PromptFoo Passes. Production Still Breaks. Here's the Gap.

#llm #testing #devops #ai

I had PromptFoo set up in CI. Evals passed on every deployment. The model still silently changed in production three weeks later — without any CI run, without any code change.

This is the gap eval frameworks don't cover. And it's not PromptFoo's fault.

What PromptFoo does (and does well)

PromptFoo is a developer-initiated eval framework. You define test cases, expected outputs, and assertions. You run it in CI on pull requests. It catches prompt regressions before you ship.

It's genuinely good at this. I use it. The model comparison feature is useful for evaluating whether you should switch from GPT-4o to GPT-4o-mini for a given use case. The CI integration is clean.

The problem it can't solve

PromptFoo runs when you trigger it. CI triggers it on a code change. You run it locally before committing.

But model providers change their models without you doing anything.

No pull request. No commit. No CI trigger. The model updates server-side. Your evals are sitting in .github/workflows/ waiting for the next code change. They never run. The model has already changed.

This happened with GPT-5.2 on Feb 10, 2026, with GPT-4o-2024-08-06 (a pinned version that still received behavioral updates), with Claude 3.5 Sonnet, and with Gemini 1.5 Pro. None of these triggered a CI run. All caused production failures.

The actual failure sequence

Day 0: You ship. PromptFoo evals pass in CI.
Day 21: OpenAI updates GPT-4o behavior server-side. No announcement.
Day 21-24: JSON extraction prompt starts returning preamble text. json.loads() throws intermittently (~15% of calls).
Day 24: First user complaint.
Day 26: You trace it to a model change.
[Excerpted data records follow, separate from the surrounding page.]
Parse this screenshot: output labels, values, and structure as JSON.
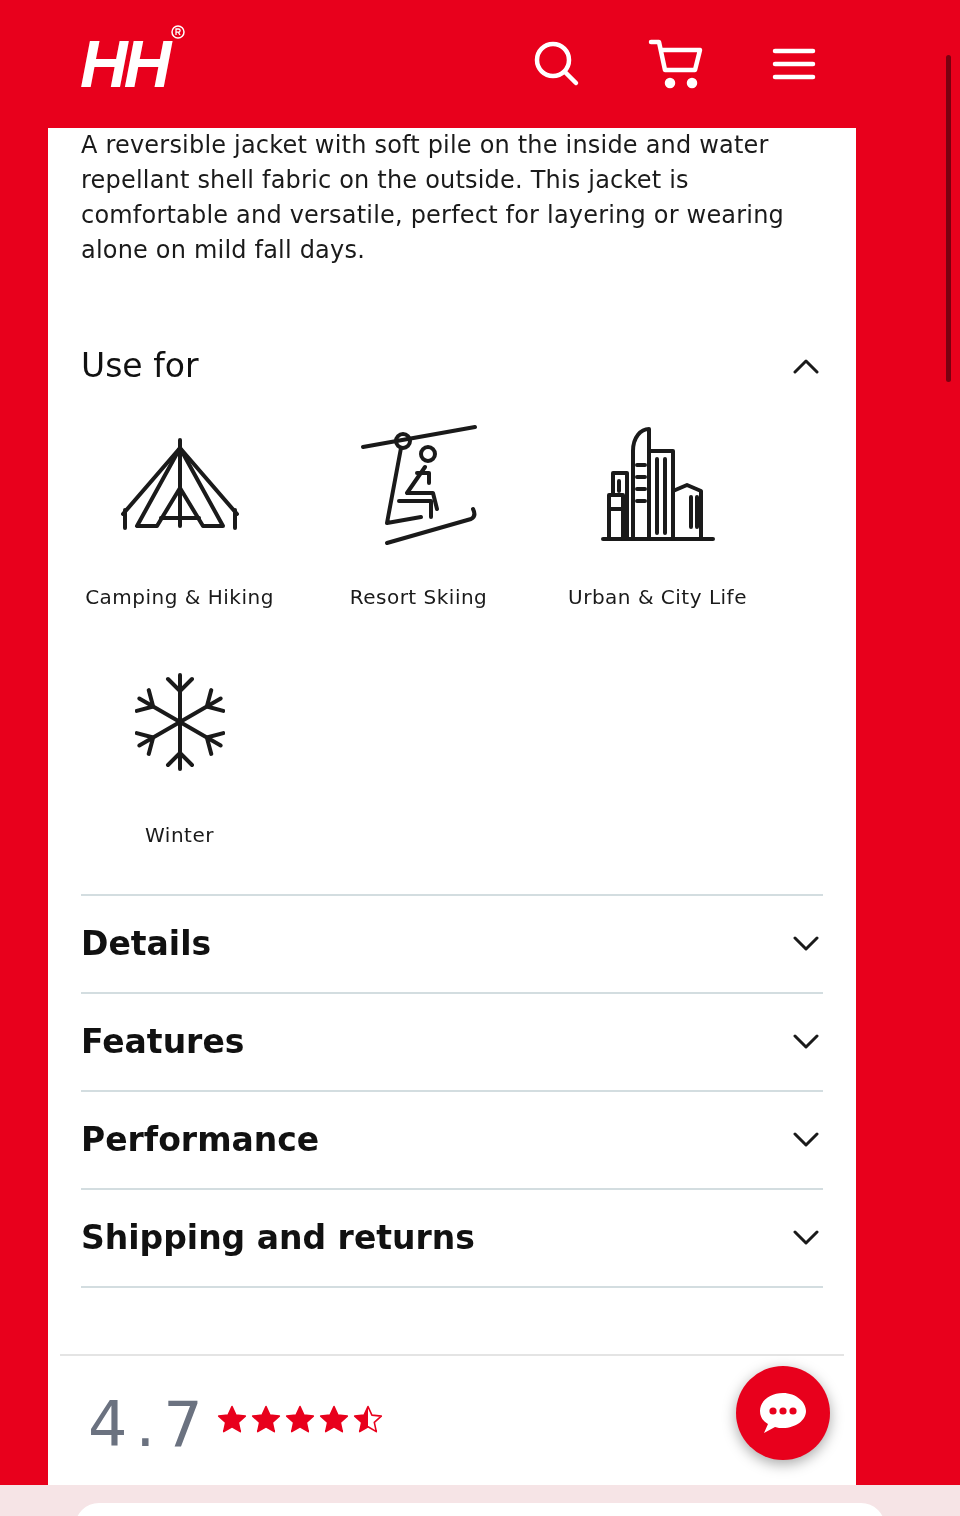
{
  "header": {
    "logo": "HH"
  },
  "description": "A reversible jacket with soft pile on the inside and water repellant shell fabric on the outside. This jacket is comfortable and versatile, perfect for layering or wearing alone on mild fall days.",
  "sections": [
    {
      "title": "Use for",
      "expanded": true,
      "items": [
        {
          "kind": "tent",
          "label": "Camping & Hiking"
        },
        {
          "kind": "chairlift",
          "label": "Resort Skiing"
        },
        {
          "kind": "city",
          "label": "Urban & City Life"
        },
        {
          "kind": "snowflake",
          "label": "Winter"
        }
      ]
    },
    {
      "title": "Details",
      "expanded": false
    },
    {
      "title": "Features",
      "expanded": false
    },
    {
      "title": "Performance",
      "expanded": false
    },
    {
      "title": "Shipping and returns",
      "expanded": false
    }
  ],
  "rating": {
    "score": "4.7",
    "stars": 4.5
  }
}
Ship a fix.
Day 27: You wonder if you'll catch this next time.

PromptFoo catches regressions at step 1. It doesn't catch steps 2-6.

The fix: continuous production monitoring

I built DriftWatch to fill this gap. It runs your production prompts on a schedule, compares each result to a stored baseline, and sends a Slack or email alert when the output signature changes.

The drift score (0.0-1.0) covers: semantic similarity, format compliance (JSON validity, code wrapper presence), and instruction-following delta. Alert fires when drift crosses 0.3. Typically within an hour of a provider model update.